1.         Volcans du Kamchatka (Fédération de Russie) (N 765bis)

Année d’inscription sur la Liste du patrimoine mondial  1996

Critères  (vii)(viii)(ix)(x)

Année(s) d’inscription sur la Liste du patrimoine mondial en péril  Néant

Décisions antérieures du Comité  voir page http://whc.unesco.org/fr/list/765/documents/

Assistance internationale

Demandes approuvées : 0
Montant total approuvé : 0 dollars EU
Pour plus de détails, voir page http://whc.unesco.org/fr/list/765/assistance/

Fonds extrabudgétaires de l’UNESCO

Néant

Missions de suivi antérieures

1997 : mission d'information de l’UICN ; 2004 : mission conjointe Centre du patrimoine mondial/UICN ; 2007 : mission conjointe Centre du patrimoine mondial/UICN.

Facteurs affectant le bien identifiés dans les rapports précédents

a) Pêche au saumon illégale ;

b) Extraction minière d'or ;

c) Gazoduc ;

d) Installation d'une centrale électrique géothermique ;

e) Incendies de forêt ;

f) Modification des limites du bien ;

g) Construction de la route Esso-Palana. 

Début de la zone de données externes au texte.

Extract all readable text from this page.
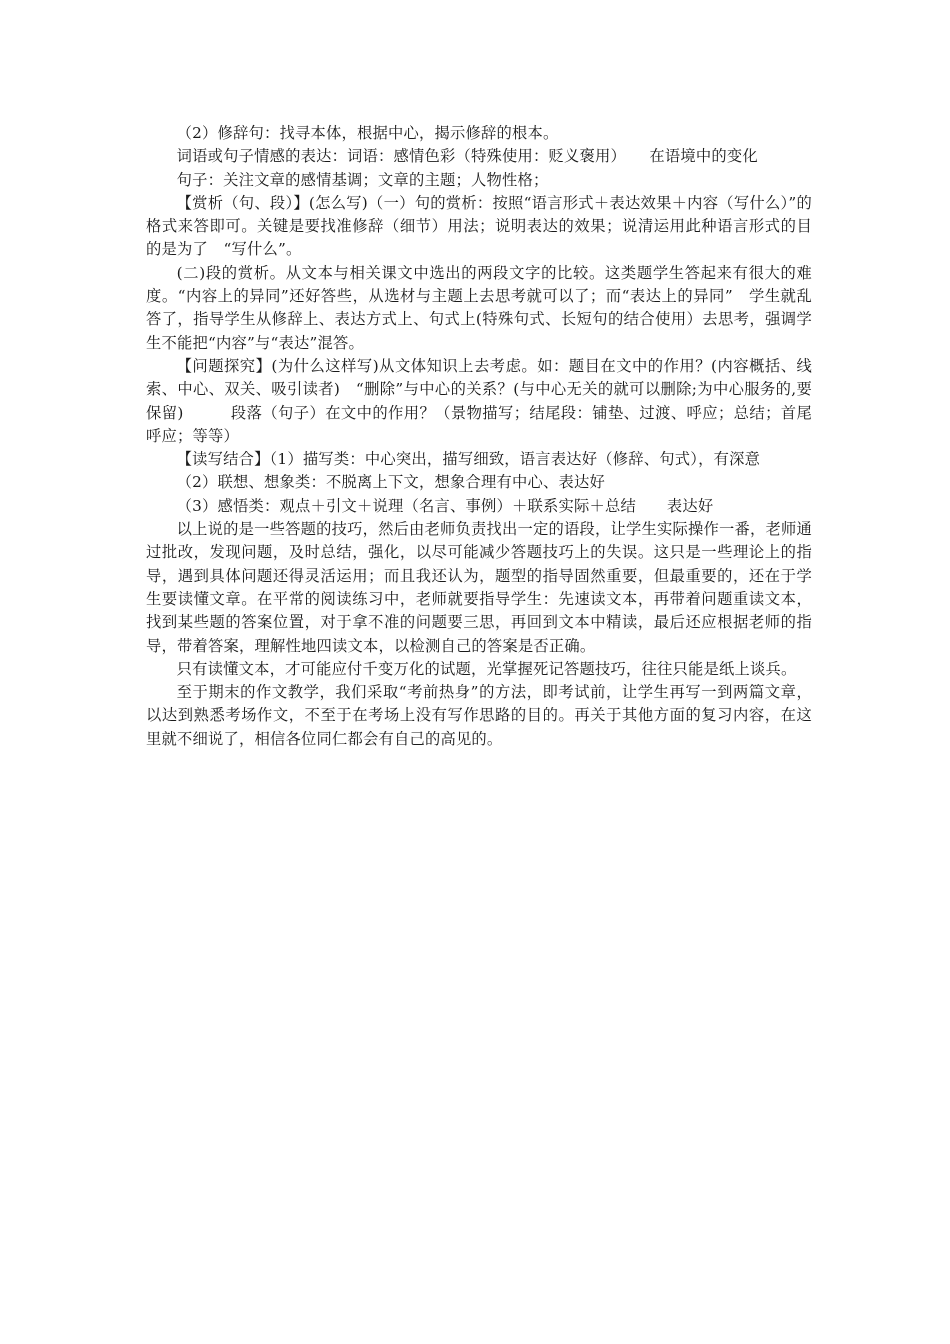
（2）修辞句：找寻本体，根据中心，揭示修辞的根本。

词语或句子情感的表达：词语：感情色彩（特殊使用：贬义褒用）　　在语境中的变化

句子：关注文章的感情基调；文章的主题；人物性格；

【赏析（句、段）】(怎么写)（一）句的赏析：按照“语言形式＋表达效果＋内容（写什么）”的格式来答即可。关键是要找准修辞（细节）用法；说明表达的效果；说清运用此种语言形式的目的是为了　“写什么”。

(二)段的赏析。从文本与相关课文中选出的两段文字的比较。这类题学生答起来有很大的难度。“内容上的异同”还好答些，从选材与主题上去思考就可以了；而“表达上的异同”　学生就乱答了，指导学生从修辞上、表达方式上、句式上(特殊句式、长短句的结合使用）去思考，强调学生不能把“内容”与“表达”混答。

【问题探究】(为什么这样写)从文体知识上去考虑。如：题目在文中的作用？(内容概括、线索、中心、双关、吸引读者)　“删除”与中心的关系？(与中心无关的就可以删除;为中心服务的,要保留)　　　段落（句子）在文中的作用？（景物描写；结尾段：铺垫、过渡、呼应；总结；首尾呼应；等等）

【读写结合】（1）描写类：中心突出，描写细致，语言表达好（修辞、句式），有深意

（2）联想、想象类：不脱离上下文，想象合理有中心、表达好

（3）感悟类：观点＋引文＋说理（名言、事例）＋联系实际＋总结　　表达好

以上说的是一些答题的技巧，然后由老师负责找出一定的语段，让学生实际操作一番，老师通过批改，发现问题，及时总结，强化，以尽可能减少答题技巧上的失误。这只是一些理论上的指导，遇到具体问题还得灵活运用；而且我还认为，题型的指导固然重要，但最重要的，还在于学生要读懂文章。在平常的阅读练习中，老师就要指导学生：先速读文本，再带着问题重读文本，找到某些题的答案位置，对于拿不准的问题要三思，再回到文本中精读，最后还应根据老师的指导，带着答案，理解性地四读文本，以检测自己的答案是否正确。

只有读懂文本，才可能应付千变万化的试题，光掌握死记答题技巧，往往只能是纸上谈兵。

至于期末的作文教学，我们采取“考前热身”的方法，即考试前，让学生再写一到两篇文章，以达到熟悉考场作文，不至于在考场上没有写作思路的目的。再关于其他方面的复习内容，在这里就不细说了，相信各位同仁都会有自己的高见的。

Matériel d’illustration  voir page http://whc.unesco.org/fr/list/765/

Problèmes de conservation présentés au Comité du patrimoine mondial en 2012

Le 14 mars 2012, un rapport sur l’état de conservation du bien a été soumis par l’État partie. Ce rapport ne fournit d’informations que sur les quatre éléments constitutifs du bien gérés par les autorités régionales (Nalychevo, Kamchatka méridional, Bystrinsky et Kluchevskoy), qui forment ensemble le Parc naturel du Kamchatka, mais il ne fournit aucune donnée sur les deux éléments gérés par l’État fédéral – la Réserve naturelle intégrale de Kronotsky et le Sanctuaire de faune sauvage du Kamchatka méridional. Les informations fournies sont les suivantes :

a) Protection juridique et gestion

L’État partie rappelle que le Parc naturel du Kamchatka a été créé en 2009 et qu’il comprend quatre des six aires protégées composant ce bien en série. L’État partie précise que malgré le fait que l’organisme budgétaire public régional ait déjà assumé le contrôle des quatre Parcs naturels, un Parc naturel commun n’a pas encore été officiellement créé. Il indique toutefois que la réglementation du Parc naturel du Kamchatka est actuellement étudiée par l’administration du kraï (subdivision administrative) du Kamchatka. L’État partie indique par ailleurs qu’à la suite de la révision des limites en 2010, la superficie totale des quatre Parcs naturels est de 2 513 658 ha, soit beaucoup moins que la superficie totale de 2 526 150 ha de ces éléments tels qu’inscrits actuellement sur la Liste du patrimoine mondial. Aucune demande de révision des limites n’a été soumise, aucun exemplaire du projet de réglementation ni de carte actuelle du bien n’ont été fournis par l’État partie, comme demandé dans la décision 34 COM 7B.23. L’État partie n’a pas non plus rendu compte de l’avancement de la promulgation d’une loi nationale sur la gestion de tous les biens naturels du patrimoine mondial sur son territoire, comme le suggérait la décision 34 COM 7B.23.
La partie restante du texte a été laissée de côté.